When Givens was in graduate school at UCF, Linda I. Rosa-Lugo, associate dean of Faculty Excellence and Graduate and Global Affairs, served as her mentor. Rosa-Lugo said Givens’ attention to diversity and inclusivity in her work allows her to connect to a broader audience.

“Belinda clearly understands the importance and beauty of communication across the scope of SLP practice. It is our duty as speech-language pathologists to provide access to improved communication to a wide variety of people across cultures and across the lifespan,” said Rosa-Lugo, who is also the vice president for speech-language pathology practice for the American Speech-Language-Hearing Association. “As human beings, there is no greater need than to share our story. We are so proud of Belinda for taking the opportunity during the pandemic to ensure that those who might have been silenced, continued to have a voice.”

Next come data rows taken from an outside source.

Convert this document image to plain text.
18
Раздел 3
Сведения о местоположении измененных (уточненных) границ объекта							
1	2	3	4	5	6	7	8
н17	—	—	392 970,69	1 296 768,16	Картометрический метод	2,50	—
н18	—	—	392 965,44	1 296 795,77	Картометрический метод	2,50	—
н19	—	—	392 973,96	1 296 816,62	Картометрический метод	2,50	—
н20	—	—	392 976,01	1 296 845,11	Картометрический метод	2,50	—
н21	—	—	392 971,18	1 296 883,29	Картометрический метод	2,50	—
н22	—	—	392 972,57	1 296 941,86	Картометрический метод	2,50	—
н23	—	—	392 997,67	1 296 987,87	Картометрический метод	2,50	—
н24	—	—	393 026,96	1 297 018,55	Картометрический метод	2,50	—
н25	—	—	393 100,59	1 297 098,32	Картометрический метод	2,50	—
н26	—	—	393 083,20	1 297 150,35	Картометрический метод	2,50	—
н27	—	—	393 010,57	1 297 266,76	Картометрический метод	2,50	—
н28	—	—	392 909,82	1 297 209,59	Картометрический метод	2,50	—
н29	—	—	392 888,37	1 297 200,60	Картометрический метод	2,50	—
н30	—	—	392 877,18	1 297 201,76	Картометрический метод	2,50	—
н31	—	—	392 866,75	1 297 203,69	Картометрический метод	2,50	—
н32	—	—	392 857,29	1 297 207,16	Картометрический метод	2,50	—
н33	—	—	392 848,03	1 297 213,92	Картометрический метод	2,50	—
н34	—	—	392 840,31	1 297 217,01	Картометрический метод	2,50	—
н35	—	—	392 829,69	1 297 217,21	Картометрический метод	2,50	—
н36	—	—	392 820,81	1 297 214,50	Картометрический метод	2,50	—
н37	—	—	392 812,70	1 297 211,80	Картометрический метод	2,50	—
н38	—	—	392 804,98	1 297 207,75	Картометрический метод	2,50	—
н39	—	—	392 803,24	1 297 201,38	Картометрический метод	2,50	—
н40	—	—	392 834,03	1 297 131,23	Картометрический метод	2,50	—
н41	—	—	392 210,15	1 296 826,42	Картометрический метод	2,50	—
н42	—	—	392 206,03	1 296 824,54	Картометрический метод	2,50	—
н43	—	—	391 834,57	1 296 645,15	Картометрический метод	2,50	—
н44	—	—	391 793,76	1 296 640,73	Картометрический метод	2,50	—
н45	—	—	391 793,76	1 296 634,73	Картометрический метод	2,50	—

As the pandemic recedes in the U.S., and more students and families prepare to return to the classroom this fall, Givens hopes the openness to embrace new formats and technology familiarity gained over this last year — Zoom, Adobe Connect, Google Meet — will help students more readily access therapy services in the future.

“Seeing the growth in my students drives me, and I get tremendous joy and satisfaction from doing a job I love,” Givens said. “By rooting for these students, and advocating for them, they are encouraged to come back and the learning they gain will change their lives.”